Wellnessantara. com. Semangat wellness dan kesadaran diri terasa kental dalam perhelatan mode bertajuk “Kebaya Dalam Keanggunan Tradisional dan Gaya Terkini” yang digelar House of LMAR bersama Grand Diamond Hotel Yogyakarta di D’Lounge, Selasa (28/4/2026). Tak sekadar menjadi panggung fashion, acara ini menjelma sebagai ruang refleksi tentang identitas, kepercayaan diri, dan kekuatan perempuan Indonesia di momen Hari Kartini.

Founder House of LMAR, Lia Mustafa, memaknai kebaya bukan hanya sebagai busana, melainkan bagian dari perjalanan self-love dan penerimaan diri perempuan.
“Kebaya bukan hanya tentang tampilan luar. Ia adalah simbol keanggunan yang lahir dari dalam—tentang bagaimana perempuan merasa nyaman dengan dirinya, percaya diri, dan tetap terhubung dengan akar budayanya,” ujar Lia Mustafa.

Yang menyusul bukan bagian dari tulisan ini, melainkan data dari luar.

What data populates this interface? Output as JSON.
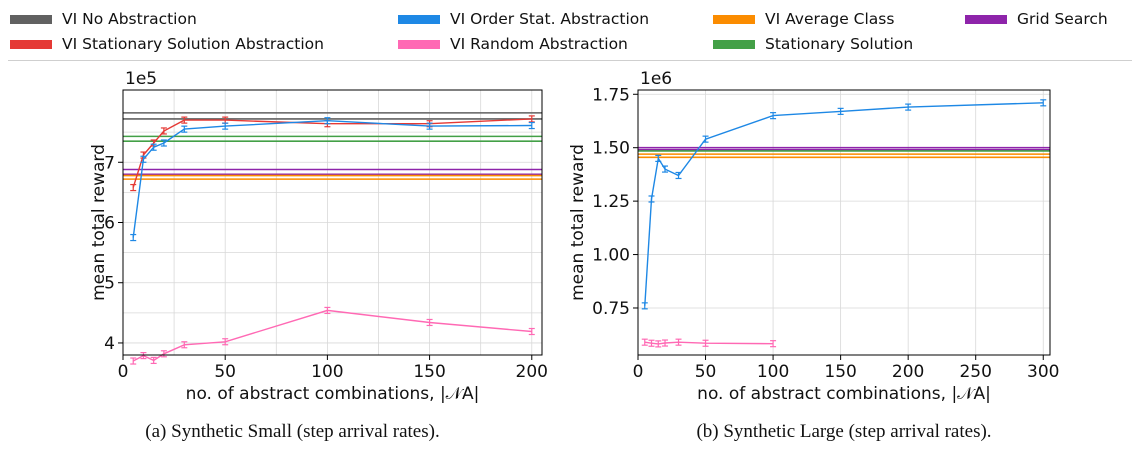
{
  "legend": [
    {
      "label": "VI No Abstraction",
      "color": "#616161"
    },
    {
      "label": "VI Stationary Solution Abstraction",
      "color": "#e53935"
    },
    {
      "label": "VI Order Stat. Abstraction",
      "color": "#1e88e5"
    },
    {
      "label": "VI Random Abstraction",
      "color": "#ff69b4"
    },
    {
      "label": "VI Average Class",
      "color": "#fb8c00"
    },
    {
      "label": "Stationary Solution",
      "color": "#43a047"
    },
    {
      "label": "Grid Search",
      "color": "#8e24aa"
    }
  ],
  "chart_data": [
    {
      "type": "line",
      "caption": "(a) Synthetic Small (step arrival rates).",
      "xlabel": "no. of abstract combinations, |𝒩A|",
      "ylabel": "mean total reward",
      "offset_text": "1e5",
      "xlim": [
        0,
        205
      ],
      "ylim": [
        3.8,
        8.2
      ],
      "xticks": [
        0,
        50,
        100,
        150,
        200
      ],
      "xtick_labels": [
        "0",
        "50",
        "100",
        "150",
        "200"
      ],
      "yticks": [
        4,
        5,
        6,
        7
      ],
      "ytick_labels": [
        "4",
        "5",
        "6",
        "7"
      ],
      "grid": true,
      "hlines": [
        {
          "name": "VI No Abstraction",
          "color": "#616161",
          "values": [
            7.72,
            7.82
          ]
        },
        {
          "name": "Stationary Solution",
          "color": "#43a047",
          "values": [
            7.35,
            7.43
          ]
        },
        {
          "name": "Grid Search",
          "color": "#8e24aa",
          "values": [
            6.8,
            6.88
          ]
        },
        {
          "name": "VI Average Class",
          "color": "#fb8c00",
          "values": [
            6.72,
            6.78
          ]
        }
      ],
      "series": [
        {
          "name": "VI Stationary Solution Abstraction",
          "color": "#e53935",
          "x": [
            5,
            10,
            15,
            20,
            30,
            50,
            100,
            150,
            200
          ],
          "y": [
            6.58,
            7.12,
            7.32,
            7.52,
            7.7,
            7.7,
            7.64,
            7.64,
            7.72
          ]
        },
        {
          "name": "VI Order Stat. Abstraction",
          "color": "#1e88e5",
          "x": [
            5,
            10,
            15,
            20,
            30,
            50,
            100,
            150,
            200
          ],
          "y": [
            5.75,
            7.05,
            7.25,
            7.32,
            7.55,
            7.6,
            7.69,
            7.6,
            7.61
          ]
        },
        {
          "name": "VI Random Abstraction",
          "color": "#ff69b4",
          "x": [
            5,
            10,
            15,
            20,
            30,
            50,
            100,
            150,
            200
          ],
          "y": [
            3.7,
            3.79,
            3.71,
            3.82,
            3.97,
            4.02,
            4.54,
            4.34,
            4.19
          ]
        }
      ]
    },
    {
      "type": "line",
      "caption": "(b) Synthetic Large (step arrival rates).",
      "xlabel": "no. of abstract combinations, |𝒩A|",
      "ylabel": "mean total reward",
      "offset_text": "1e6",
      "xlim": [
        0,
        305
      ],
      "ylim": [
        0.53,
        1.77
      ],
      "xticks": [
        0,
        50,
        100,
        150,
        200,
        250,
        300
      ],
      "xtick_labels": [
        "0",
        "50",
        "100",
        "150",
        "200",
        "250",
        "300"
      ],
      "yticks": [
        0.75,
        1.0,
        1.25,
        1.5,
        1.75
      ],
      "ytick_labels": [
        "0.75",
        "1.00",
        "1.25",
        "1.50",
        "1.75"
      ],
      "grid": true,
      "hlines": [
        {
          "name": "Grid Search",
          "color": "#8e24aa",
          "values": [
            1.5,
            1.49
          ]
        },
        {
          "name": "Stationary Solution",
          "color": "#43a047",
          "values": [
            1.485
          ]
        },
        {
          "name": "VI Average Class",
          "color": "#fb8c00",
          "values": [
            1.47,
            1.455
          ]
        }
      ],
      "series": [
        {
          "name": "VI Order Stat. Abstraction",
          "color": "#1e88e5",
          "x": [
            5,
            10,
            15,
            20,
            30,
            50,
            100,
            150,
            200,
            300
          ],
          "y": [
            0.76,
            1.26,
            1.45,
            1.4,
            1.37,
            1.54,
            1.65,
            1.67,
            1.69,
            1.71
          ]
        },
        {
          "name": "VI Random Abstraction",
          "color": "#ff69b4",
          "x": [
            5,
            10,
            15,
            20,
            30,
            50,
            100
          ],
          "y": [
            0.59,
            0.585,
            0.582,
            0.586,
            0.59,
            0.585,
            0.583
          ]
        }
      ]
    }
  ]
}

Dalam perspektif wellness, kebaya diposisikan sebagai medium yang mengajak perempuan untuk merayakan tubuh, karakter, dan keunikan masing-masing. Siluet yang membalut tubuh dengan lembut, detail yang sarat makna, hingga filosofi di balik setiap kain menjadi pengalaman yang lebih dari sekadar estetika.
Sejumlah desainer seperti Lanny Amborowati, Alma Riva, LMAR Collection, Andraealena, dan Asoka Urban Ethnic menghadirkan karya yang tidak hanya indah dipandang, tetapi juga membawa energi keseimbangan antara tradisi dan modernitas. Perpaduan ini menciptakan harmoni yang merefleksikan perempuan masa kini—dinamis, sadar diri, namun tetap berakar.

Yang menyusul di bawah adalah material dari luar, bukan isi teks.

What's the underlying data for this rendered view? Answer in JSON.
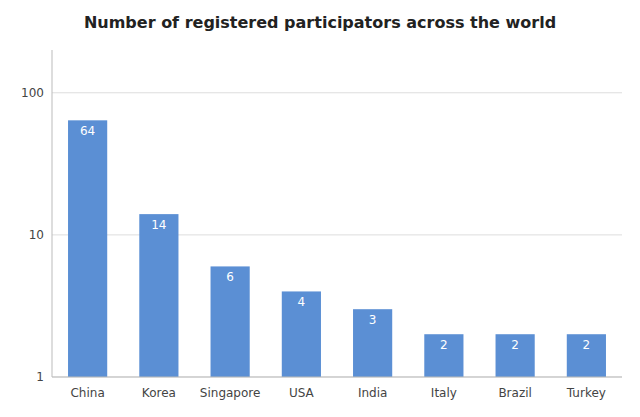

Menurut Lia, House of LMAR ingin menjadikan kebaya sebagai bagian dari gaya hidup yang sehat secara emosional dan kultural. Melalui eksplorasi kreatif, kebaya dapat menjadi sarana ekspresi sekaligus terapi visual yang menguatkan identitas.
“Kami ingin perempuan melihat kebaya sebagai sesuatu yang dekat, yang bisa dikenakan dalam berbagai momen, dan yang terpenting—membuat mereka merasa utuh sebagai diri sendiri,” katanya.

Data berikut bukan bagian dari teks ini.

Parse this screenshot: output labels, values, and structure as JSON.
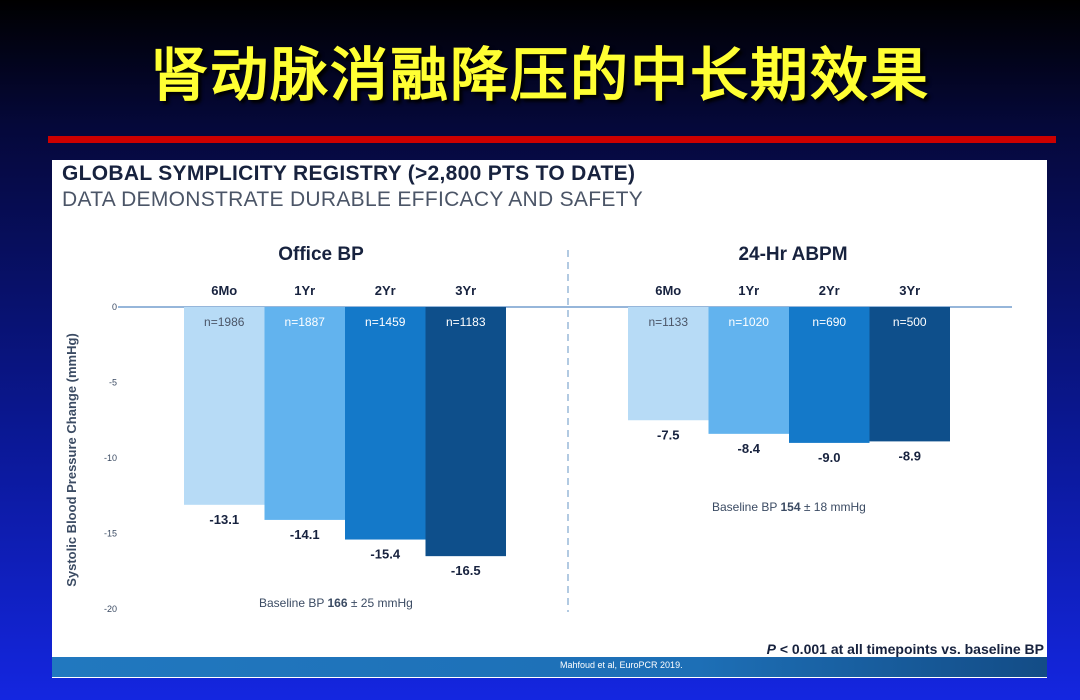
{
  "slide_title": "肾动脉消融降压的中长期效果",
  "panel": {
    "title": "GLOBAL SYMPLICITY REGISTRY (>2,800 PTS TO DATE)",
    "subtitle": "DATA DEMONSTRATE DURABLE EFFICACY AND SAFETY"
  },
  "footer": {
    "citation": "Mahfoud et al, EuroPCR 2019."
  },
  "colors": {
    "bar_6mo": "#b7dbf6",
    "bar_1yr": "#62b3ee",
    "bar_2yr": "#1479c9",
    "bar_3yr": "#0e4f8b",
    "axis": "#2c6eb5",
    "title_yellow": "#ffff33",
    "rule_red": "#cc0000"
  },
  "chart_data": {
    "type": "bar",
    "ylabel": "Systolic Blood Pressure Change (mmHg)",
    "ylim": [
      -20,
      0
    ],
    "yticks": [
      0,
      -5,
      -10,
      -15,
      -20
    ],
    "categories": [
      "6Mo",
      "1Yr",
      "2Yr",
      "3Yr"
    ],
    "panels": [
      {
        "title": "Office BP",
        "values": [
          -13.1,
          -14.1,
          -15.4,
          -16.5
        ],
        "value_labels": [
          "-13.1",
          "-14.1",
          "-15.4",
          "-16.5"
        ],
        "n_labels": [
          "n=1986",
          "n=1887",
          "n=1459",
          "n=1183"
        ],
        "baseline_prefix": "Baseline BP ",
        "baseline_value": "166",
        "baseline_suffix": " ± 25 mmHg"
      },
      {
        "title": "24-Hr ABPM",
        "values": [
          -7.5,
          -8.4,
          -9.0,
          -8.9
        ],
        "value_labels": [
          "-7.5",
          "-8.4",
          "-9.0",
          "-8.9"
        ],
        "n_labels": [
          "n=1133",
          "n=1020",
          "n=690",
          "n=500"
        ],
        "baseline_prefix": "Baseline BP ",
        "baseline_value": "154",
        "baseline_suffix": " ± 18 mmHg"
      }
    ],
    "pvalue": {
      "symbol": "P",
      "text": " < 0.001 at all timepoints vs. baseline BP"
    }
  }
}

Salah satu sorotan dalam perhelatan ini adalah koleksi LMAR yang memadukan kebaya dengan kain khas koleksi Lia Mustafa, diperkaya tas dan clutch artistik karya seniman lukis Niken. Sentuhan seni ini menghadirkan pengalaman visual yang menenangkan sekaligus menginspirasi, sejalan dengan konsep wellness yang mengedepankan keseimbangan antara estetika dan makna.
Kehadiran komunitas pecinta kebaya seperti Kebaya Foundation Yogyakarta, PBBN, D’Saroeng, KKI, Pawonjogan, hingga muse dan guest model dari kalangan Putri Indonesia turut memperkuat energi kolektif dalam merayakan perempuan. Mereka tidak hanya tampil, tetapi juga membawa pesan tentang pentingnya merawat budaya sebagai bagian dari kesehatan identitas.
Bagi Lia Mustafa, peringatan Hari Kartini adalah momen untuk kembali menyelaraskan diri—antara warisan budaya dan perjalanan personal perempuan masa kini.
“Kartini mengajarkan kita untuk menjadi perempuan yang berpikir, merasa, dan bertindak dengan kesadaran. Kebaya adalah salah satu cara kita merawat itu—dengan penuh rasa bangga dan cinta,” ungkapnya.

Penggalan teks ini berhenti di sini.